Kur'an-ı Kerim ve Türkçe Meali Sayfa 362
21. Bizimle karşılaşmayı ummayanlar: "Bize melekler indirilmeliydi, yahut Rabbimizi görmeliydik değil mi?" dedi(ler). Andolsun ki onlar kendi içlerinde büyüklük tasladılar ve büyük bir azgınlıkla haddi aştılar.
22. Melekleri gördükleri gün, işte o gün suçlulara müjde yoktur ve onlar; (Size sevinmek) yasaktır, yasak!" derler.
23. Yaptıkları her işin önüne geçmişiz de onu (etrafa) saçılmış toz zerreleri haline getirmişizdir.

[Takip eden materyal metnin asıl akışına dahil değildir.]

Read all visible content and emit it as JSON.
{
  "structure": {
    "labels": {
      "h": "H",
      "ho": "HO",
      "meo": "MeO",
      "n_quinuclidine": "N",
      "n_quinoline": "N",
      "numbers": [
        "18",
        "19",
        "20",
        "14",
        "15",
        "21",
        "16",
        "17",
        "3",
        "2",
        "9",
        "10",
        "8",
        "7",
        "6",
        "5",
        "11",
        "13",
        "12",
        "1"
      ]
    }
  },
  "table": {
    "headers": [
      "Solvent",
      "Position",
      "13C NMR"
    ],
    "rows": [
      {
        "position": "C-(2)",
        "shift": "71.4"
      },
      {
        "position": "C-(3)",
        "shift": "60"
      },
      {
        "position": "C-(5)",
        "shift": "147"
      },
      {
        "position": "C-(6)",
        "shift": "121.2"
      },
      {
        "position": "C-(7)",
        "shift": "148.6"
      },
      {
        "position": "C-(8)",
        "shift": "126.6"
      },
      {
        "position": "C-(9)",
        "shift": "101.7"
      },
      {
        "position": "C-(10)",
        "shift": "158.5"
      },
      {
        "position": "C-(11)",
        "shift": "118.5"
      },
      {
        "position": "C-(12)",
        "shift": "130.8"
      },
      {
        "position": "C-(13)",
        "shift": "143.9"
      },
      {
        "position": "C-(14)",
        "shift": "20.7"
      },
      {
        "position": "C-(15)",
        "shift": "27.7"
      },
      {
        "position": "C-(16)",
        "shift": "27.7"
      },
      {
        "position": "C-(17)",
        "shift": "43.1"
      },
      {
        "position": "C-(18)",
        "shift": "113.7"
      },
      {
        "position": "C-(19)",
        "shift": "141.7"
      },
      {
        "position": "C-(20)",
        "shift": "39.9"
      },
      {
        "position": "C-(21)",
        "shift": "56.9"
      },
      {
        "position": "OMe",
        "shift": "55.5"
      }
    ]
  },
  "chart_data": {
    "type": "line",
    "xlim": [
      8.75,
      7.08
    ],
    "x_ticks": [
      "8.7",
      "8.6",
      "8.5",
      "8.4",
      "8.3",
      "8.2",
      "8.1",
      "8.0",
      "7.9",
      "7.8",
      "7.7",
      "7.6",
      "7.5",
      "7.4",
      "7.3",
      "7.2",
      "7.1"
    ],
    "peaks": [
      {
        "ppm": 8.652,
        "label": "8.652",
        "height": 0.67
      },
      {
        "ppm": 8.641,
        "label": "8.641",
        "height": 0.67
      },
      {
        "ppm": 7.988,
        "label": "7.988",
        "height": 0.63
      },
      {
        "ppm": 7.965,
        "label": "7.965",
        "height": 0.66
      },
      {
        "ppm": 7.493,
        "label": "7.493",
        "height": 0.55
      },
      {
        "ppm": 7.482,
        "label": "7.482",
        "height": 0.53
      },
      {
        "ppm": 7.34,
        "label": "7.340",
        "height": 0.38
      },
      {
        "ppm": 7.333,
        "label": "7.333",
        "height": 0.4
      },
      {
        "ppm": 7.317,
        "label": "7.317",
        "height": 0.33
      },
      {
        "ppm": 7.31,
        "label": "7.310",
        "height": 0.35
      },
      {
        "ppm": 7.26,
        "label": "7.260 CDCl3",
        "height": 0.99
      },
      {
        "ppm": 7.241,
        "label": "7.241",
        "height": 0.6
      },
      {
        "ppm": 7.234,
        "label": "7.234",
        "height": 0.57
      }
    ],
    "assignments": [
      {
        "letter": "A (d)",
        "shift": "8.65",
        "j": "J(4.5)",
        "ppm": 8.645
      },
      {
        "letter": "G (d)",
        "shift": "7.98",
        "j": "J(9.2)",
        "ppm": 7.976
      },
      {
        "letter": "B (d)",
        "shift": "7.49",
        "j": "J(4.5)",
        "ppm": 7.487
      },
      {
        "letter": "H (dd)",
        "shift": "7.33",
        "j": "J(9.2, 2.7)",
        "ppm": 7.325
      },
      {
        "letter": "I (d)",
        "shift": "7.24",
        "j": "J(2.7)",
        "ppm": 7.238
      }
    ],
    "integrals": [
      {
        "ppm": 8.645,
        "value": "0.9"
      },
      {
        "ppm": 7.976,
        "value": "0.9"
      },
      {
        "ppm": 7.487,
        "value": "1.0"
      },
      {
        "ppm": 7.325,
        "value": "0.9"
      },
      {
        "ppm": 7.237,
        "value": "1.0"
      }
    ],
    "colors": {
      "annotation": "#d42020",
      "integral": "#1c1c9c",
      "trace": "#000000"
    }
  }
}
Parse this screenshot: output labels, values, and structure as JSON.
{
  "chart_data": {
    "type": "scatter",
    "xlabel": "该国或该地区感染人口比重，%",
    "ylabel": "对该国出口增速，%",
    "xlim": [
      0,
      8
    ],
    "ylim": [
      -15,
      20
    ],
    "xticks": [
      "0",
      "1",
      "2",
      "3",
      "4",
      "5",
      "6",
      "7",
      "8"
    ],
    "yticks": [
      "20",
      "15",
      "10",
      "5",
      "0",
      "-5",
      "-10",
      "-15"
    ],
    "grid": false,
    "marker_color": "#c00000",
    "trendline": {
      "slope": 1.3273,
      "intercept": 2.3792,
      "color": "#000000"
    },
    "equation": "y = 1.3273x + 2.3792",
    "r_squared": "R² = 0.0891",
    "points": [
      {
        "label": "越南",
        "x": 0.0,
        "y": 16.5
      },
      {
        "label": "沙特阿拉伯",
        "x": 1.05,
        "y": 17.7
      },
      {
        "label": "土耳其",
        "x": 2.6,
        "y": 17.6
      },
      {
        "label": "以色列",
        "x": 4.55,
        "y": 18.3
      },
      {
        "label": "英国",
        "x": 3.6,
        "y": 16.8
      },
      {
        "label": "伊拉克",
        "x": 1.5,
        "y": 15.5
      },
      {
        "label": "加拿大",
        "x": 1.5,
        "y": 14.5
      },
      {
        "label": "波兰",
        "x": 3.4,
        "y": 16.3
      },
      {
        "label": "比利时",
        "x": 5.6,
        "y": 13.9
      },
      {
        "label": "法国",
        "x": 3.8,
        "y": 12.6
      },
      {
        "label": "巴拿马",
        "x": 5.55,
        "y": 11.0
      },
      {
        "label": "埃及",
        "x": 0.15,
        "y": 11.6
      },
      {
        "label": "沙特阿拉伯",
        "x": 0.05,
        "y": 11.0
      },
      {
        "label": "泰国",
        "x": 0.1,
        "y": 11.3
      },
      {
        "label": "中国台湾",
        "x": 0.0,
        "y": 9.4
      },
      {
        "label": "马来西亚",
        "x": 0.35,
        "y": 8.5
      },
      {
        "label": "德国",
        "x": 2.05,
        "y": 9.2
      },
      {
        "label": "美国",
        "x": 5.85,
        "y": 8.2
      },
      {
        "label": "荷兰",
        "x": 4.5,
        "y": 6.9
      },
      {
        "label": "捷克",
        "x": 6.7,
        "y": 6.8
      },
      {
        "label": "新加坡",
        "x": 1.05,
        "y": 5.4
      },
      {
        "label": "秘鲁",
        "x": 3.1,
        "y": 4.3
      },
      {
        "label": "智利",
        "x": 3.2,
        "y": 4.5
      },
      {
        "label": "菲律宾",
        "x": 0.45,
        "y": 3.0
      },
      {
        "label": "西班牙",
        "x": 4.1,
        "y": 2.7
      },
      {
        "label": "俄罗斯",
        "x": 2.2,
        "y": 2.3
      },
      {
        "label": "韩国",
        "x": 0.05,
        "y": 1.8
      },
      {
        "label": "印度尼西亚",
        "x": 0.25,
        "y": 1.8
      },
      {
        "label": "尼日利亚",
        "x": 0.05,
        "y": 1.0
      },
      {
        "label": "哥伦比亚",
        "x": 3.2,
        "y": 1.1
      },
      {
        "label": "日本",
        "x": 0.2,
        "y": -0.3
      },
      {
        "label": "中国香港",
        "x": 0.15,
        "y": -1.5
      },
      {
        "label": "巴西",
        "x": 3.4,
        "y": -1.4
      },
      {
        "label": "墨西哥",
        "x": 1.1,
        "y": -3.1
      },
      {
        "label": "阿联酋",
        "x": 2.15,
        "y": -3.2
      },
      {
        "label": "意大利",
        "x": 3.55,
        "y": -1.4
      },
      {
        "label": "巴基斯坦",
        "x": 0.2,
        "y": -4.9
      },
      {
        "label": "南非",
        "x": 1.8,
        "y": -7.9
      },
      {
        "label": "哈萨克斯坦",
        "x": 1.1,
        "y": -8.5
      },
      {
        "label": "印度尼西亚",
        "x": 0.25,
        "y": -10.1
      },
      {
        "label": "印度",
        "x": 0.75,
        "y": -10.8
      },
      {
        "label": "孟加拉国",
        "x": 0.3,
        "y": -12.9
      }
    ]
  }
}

24. O gün cennet halkının kalacakları yer daha iyi, dinlenip safâ sürecekleri yer daha güzeldir.
25. Göğün bulutları parçalayıp meleklerin bölük bölük indirildiği gün;
26. İşte o gün, gerçek mülk, Rahmânın'dır, (bütün hükümranlık yalnız O'na âittir) ve o (gün), kâfirler için çetin bir gündür.
27. O gün zâlim ellerini ısırıp: "Nolaydı, keşke ben elçiyle beraber bir yol edineydim!" der.
28. "Vah bana, ne olurdu, ben falanı dost tutmasaydım!"
29. O beni, bana gelen Zikirden saptırdı. Zaten şeytân, insanı yapayalnız ve yardımcısız bırakır."
30. Elçi de: "Ya Rabbi, kavmim, bu Kur'an'ı terk edilmiş bıraktılar" demiştir.
31. Biz böylece her elçiye suçlulardan bir düşman var ettik. Yol gösterici ve yardımcı olarak Rabbin yeter.
32. İnkâr edenler: "Kur'ân, ona bir defada indirilmeli değil miydi?" dediler. Biz onunla senin kalbini sağlamlaştırmak için onu böyle (parça parça indirdik) ve onu ağır ağır okuduk.